Not much has changed for the family of 44 year-old domestic helper Doreen Dyer since she got charged with child cruelty in a case that attracted national attention.

She was struggling before, and she is struggling even worse now with her five children with the possibility of real jail time hanging over her head. She is still unemployed, and there are no jobs or real life changes anywhere on the horizon in St Thomas.

“Nothing much has changed. My mother is still not working, I am still not working,” Sheryl Jones, the 21 year daughter of Doreen Dyer, told Loop reporter Claude Mills on Wednesday.

“Only the people in the community have rallied around my mom, they still drop by to look for her, but no one from the corporate side has moved to help the family members who can get jobs, to secure jobs so we can help out. This is very frustrating, ah just pressure and more pressure, things nah change,” she said.

Sheryl Jones, the daughter of Doreen Dyer, says her family feels ostracised

Dyer was recorded beating her daughter with a machete in a video widely circulated on social media. She returns to court next Wednesday, November 15th to answer the child cruelty charges in the St Thomas Parish Court in Morant Bay.
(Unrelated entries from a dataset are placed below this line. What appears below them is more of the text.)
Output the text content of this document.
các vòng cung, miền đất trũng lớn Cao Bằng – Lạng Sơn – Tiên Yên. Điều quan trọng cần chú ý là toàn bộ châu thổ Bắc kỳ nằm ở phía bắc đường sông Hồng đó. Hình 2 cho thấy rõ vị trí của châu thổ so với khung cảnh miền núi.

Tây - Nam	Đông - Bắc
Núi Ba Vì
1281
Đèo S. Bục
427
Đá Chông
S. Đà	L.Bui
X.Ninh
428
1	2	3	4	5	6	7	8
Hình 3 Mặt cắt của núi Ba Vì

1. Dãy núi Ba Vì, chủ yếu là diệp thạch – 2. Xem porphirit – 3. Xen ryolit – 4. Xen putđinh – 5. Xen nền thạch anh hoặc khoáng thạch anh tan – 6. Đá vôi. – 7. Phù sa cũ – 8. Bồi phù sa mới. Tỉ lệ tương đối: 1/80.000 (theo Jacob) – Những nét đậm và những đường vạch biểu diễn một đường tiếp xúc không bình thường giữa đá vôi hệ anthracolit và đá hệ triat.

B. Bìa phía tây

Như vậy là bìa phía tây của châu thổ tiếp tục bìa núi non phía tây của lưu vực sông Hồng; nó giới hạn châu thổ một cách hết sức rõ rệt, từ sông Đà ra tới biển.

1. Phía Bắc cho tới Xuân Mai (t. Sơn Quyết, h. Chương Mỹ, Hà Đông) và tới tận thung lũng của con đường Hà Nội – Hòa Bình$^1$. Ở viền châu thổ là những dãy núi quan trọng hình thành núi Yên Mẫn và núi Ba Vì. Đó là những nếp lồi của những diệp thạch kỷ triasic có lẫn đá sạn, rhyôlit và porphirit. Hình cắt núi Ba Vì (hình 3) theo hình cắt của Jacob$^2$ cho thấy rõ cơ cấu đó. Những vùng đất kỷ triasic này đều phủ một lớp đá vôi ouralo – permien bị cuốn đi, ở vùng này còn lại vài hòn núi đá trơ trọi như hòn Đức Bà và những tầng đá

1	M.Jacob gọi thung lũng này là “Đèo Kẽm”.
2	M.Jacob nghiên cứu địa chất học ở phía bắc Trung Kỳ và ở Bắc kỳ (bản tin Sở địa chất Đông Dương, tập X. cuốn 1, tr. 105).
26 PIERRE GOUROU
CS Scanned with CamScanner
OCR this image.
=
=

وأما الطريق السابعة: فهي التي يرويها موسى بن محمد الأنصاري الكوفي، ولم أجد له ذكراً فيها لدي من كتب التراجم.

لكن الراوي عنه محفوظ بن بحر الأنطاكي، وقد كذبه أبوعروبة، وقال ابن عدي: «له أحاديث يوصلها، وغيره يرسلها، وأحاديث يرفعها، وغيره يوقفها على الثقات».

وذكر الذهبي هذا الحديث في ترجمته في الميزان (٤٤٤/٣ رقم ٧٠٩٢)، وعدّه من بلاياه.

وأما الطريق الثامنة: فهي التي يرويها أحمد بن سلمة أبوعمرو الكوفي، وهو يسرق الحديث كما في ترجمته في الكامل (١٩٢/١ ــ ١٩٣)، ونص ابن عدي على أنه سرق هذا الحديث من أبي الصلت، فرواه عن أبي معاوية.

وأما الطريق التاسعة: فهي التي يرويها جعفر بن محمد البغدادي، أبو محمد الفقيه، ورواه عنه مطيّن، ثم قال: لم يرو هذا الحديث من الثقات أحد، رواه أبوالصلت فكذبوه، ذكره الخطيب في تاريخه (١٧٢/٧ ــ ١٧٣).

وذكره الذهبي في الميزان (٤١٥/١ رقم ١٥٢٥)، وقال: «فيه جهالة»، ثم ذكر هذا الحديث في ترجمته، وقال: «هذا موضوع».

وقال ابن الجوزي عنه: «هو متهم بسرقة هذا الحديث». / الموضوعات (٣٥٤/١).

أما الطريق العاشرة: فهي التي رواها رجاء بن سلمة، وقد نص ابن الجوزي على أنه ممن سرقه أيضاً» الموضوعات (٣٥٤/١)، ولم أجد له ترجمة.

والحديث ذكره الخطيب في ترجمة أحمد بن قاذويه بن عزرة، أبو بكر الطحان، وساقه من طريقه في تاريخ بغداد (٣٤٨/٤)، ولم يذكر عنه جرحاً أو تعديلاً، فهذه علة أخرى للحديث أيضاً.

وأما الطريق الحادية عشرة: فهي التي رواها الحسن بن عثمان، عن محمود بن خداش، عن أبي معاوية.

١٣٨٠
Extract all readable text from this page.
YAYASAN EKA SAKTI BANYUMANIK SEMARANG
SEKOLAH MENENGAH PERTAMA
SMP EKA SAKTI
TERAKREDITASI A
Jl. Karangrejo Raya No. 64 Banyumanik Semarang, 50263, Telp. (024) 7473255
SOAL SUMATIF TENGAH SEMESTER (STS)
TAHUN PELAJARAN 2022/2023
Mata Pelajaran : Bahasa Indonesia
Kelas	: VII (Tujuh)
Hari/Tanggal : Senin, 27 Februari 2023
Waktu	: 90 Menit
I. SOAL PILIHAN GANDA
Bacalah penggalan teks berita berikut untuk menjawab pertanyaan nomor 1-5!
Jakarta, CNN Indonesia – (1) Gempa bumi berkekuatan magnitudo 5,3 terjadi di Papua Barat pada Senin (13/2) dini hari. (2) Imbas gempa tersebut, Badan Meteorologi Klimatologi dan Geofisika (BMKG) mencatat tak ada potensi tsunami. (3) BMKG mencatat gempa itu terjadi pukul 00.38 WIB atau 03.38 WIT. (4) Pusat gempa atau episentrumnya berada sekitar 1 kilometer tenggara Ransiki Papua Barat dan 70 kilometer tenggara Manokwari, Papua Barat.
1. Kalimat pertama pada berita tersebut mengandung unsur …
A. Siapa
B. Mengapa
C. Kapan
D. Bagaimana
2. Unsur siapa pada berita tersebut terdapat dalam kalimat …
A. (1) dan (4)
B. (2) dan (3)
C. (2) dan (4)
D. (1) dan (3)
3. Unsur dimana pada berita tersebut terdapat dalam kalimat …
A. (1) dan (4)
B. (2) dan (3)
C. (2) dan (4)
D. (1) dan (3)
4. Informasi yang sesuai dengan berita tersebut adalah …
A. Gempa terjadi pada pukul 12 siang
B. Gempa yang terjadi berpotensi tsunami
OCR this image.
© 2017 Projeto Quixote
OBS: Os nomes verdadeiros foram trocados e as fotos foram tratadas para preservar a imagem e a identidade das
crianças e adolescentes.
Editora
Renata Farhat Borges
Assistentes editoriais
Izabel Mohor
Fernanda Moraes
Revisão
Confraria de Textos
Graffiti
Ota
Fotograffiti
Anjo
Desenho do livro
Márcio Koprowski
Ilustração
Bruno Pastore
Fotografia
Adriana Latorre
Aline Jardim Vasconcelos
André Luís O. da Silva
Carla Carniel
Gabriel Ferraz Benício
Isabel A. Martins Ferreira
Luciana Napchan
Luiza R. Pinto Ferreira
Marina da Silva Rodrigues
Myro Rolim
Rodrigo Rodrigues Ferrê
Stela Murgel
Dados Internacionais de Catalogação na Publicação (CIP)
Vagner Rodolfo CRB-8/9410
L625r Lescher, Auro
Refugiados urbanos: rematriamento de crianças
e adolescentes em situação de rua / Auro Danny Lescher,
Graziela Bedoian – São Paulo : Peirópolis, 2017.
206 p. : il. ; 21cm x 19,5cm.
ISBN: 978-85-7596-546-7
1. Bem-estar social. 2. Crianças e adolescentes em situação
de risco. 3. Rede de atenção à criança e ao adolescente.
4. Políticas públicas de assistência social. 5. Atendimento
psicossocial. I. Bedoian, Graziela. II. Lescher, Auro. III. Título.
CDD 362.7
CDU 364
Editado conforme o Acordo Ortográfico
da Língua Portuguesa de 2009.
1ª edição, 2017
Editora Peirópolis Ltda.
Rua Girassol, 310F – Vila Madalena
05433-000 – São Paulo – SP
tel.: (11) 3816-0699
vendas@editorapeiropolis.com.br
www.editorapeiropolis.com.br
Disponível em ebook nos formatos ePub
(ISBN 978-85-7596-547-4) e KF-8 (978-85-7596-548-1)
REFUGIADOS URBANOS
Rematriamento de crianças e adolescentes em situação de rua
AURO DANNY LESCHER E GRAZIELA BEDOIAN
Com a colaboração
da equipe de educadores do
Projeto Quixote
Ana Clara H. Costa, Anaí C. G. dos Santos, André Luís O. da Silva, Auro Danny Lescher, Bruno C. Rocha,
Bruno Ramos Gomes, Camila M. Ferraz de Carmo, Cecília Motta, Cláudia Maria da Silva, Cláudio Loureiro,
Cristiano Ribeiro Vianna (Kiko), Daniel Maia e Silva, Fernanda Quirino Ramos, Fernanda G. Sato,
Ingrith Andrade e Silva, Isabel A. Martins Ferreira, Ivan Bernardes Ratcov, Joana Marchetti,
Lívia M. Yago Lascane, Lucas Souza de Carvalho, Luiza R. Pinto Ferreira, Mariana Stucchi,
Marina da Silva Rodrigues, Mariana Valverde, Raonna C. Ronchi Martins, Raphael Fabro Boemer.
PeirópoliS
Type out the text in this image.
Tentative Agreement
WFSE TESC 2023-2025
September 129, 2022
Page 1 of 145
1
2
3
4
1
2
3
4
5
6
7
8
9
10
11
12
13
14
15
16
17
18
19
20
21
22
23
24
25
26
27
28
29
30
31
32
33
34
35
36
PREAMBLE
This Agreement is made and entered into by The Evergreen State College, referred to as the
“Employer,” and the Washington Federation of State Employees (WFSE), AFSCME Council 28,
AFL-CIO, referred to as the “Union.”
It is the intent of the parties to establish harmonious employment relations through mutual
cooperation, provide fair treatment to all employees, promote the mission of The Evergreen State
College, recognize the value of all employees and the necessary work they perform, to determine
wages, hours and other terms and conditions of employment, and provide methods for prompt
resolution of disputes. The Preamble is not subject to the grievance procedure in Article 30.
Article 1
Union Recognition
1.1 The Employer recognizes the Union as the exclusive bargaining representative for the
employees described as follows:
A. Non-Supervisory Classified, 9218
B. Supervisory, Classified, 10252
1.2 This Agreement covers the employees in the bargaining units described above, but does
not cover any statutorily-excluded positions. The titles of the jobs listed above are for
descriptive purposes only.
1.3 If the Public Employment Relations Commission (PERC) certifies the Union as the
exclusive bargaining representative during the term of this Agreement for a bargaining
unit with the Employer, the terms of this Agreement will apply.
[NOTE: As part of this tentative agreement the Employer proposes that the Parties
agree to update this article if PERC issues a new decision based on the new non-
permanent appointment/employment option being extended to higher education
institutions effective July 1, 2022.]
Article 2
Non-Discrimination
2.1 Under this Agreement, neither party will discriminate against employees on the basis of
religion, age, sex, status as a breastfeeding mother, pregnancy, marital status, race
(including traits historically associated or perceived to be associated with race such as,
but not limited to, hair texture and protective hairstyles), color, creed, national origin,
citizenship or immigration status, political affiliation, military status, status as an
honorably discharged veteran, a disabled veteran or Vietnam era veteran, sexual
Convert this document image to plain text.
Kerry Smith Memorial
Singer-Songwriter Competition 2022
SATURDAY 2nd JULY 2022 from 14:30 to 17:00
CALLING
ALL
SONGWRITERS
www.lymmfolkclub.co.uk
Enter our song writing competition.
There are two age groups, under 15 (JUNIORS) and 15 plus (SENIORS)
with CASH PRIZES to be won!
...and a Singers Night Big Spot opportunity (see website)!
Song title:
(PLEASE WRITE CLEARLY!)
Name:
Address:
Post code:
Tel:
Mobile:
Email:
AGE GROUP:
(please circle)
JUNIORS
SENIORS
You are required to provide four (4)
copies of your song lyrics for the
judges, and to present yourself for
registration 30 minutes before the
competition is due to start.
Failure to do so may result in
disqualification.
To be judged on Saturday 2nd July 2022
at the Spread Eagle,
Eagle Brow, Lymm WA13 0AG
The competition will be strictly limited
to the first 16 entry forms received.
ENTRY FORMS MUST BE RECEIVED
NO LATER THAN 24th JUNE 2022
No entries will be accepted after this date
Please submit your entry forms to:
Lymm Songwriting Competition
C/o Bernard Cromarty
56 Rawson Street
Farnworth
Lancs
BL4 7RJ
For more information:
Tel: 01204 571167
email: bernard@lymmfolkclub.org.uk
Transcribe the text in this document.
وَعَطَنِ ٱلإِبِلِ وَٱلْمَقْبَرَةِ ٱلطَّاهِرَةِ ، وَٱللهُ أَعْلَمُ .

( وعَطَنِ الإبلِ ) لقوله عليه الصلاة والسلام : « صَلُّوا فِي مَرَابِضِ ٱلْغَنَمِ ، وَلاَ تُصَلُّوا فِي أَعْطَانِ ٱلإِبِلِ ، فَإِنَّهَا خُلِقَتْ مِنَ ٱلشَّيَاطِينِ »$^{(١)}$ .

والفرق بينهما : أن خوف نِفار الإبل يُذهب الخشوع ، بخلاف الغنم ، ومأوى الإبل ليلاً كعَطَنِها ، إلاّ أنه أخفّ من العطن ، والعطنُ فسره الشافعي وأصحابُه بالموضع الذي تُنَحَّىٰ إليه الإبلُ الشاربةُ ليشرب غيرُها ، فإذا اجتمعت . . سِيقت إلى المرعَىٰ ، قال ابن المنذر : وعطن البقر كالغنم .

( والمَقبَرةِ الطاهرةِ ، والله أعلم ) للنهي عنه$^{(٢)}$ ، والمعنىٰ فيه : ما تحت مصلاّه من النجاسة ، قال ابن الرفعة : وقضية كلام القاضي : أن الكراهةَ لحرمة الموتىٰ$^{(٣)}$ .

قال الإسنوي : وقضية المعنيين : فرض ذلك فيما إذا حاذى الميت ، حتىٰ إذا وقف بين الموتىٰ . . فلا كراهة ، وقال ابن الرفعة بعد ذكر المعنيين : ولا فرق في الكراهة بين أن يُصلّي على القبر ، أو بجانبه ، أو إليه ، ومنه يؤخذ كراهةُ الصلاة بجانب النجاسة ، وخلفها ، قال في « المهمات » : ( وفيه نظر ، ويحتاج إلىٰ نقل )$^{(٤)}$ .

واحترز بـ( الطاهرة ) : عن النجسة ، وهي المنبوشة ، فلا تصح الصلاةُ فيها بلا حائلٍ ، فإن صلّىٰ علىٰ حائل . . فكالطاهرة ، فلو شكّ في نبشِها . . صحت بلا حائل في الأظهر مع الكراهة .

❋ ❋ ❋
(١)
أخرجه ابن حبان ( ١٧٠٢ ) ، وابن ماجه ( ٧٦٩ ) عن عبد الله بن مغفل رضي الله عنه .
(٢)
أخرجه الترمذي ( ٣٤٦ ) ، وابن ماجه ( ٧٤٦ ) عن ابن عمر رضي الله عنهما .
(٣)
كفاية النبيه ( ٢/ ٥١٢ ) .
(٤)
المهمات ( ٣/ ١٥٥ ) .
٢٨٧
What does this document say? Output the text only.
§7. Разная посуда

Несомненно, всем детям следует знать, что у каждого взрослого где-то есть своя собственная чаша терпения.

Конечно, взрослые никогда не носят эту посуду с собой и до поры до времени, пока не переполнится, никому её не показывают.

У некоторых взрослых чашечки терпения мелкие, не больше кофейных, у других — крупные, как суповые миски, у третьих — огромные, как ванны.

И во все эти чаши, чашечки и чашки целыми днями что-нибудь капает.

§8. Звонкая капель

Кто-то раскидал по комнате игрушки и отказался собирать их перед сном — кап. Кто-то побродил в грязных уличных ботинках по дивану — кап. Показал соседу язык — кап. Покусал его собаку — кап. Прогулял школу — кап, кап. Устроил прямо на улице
The video triggered widespread condemnation across Jamaica, including from the Child Development Agency which reiterated its call for a full ban on corporal punishment.

Jones believes that there is a lack of compassion in the society and says that her family feels ostracised and marooned, cut off from the support of the business community of St Thomas which has offered no support in terms of real employment or income-generating possibilities.

“My mother goes counselling every Friday in Kingston, and the support agencies from town have called, but no one from the business community in St Thomas has offered jobs or any sort of support,” Jones said.

“The government wants to punish her, but when it comes to providing real assistance, in terms of a job, or an opportunity to work, to change her life and take care of kids, where is the help?” she continued. “Nothing nah gwaan in St Thomas, nobody from the business community has stepped forward, St Thomas ah the poorest and most neglected parish for real.”

In the wake of the incident, Prime Minister Andrew Holness condemned the savage beating of Jamaica’s children by some parents, calling it “unacceptable”.

“I’ve never been one to accept that it is their private domain and parents can do what they will with their children. But I’m not here to condemn the mother, she needs help and support. We don’t excuse her behaviour, she has to answer to the law of the land, but we have to use her as an example as to how we can turn her around to become a spokesperson for good parenting,” he told the media after the story went viral.

But what is the true definition of “good parenting” in the face of the twin tigers of crushing poverty and chronic unemployment? Dyer and her five children wait for the answers.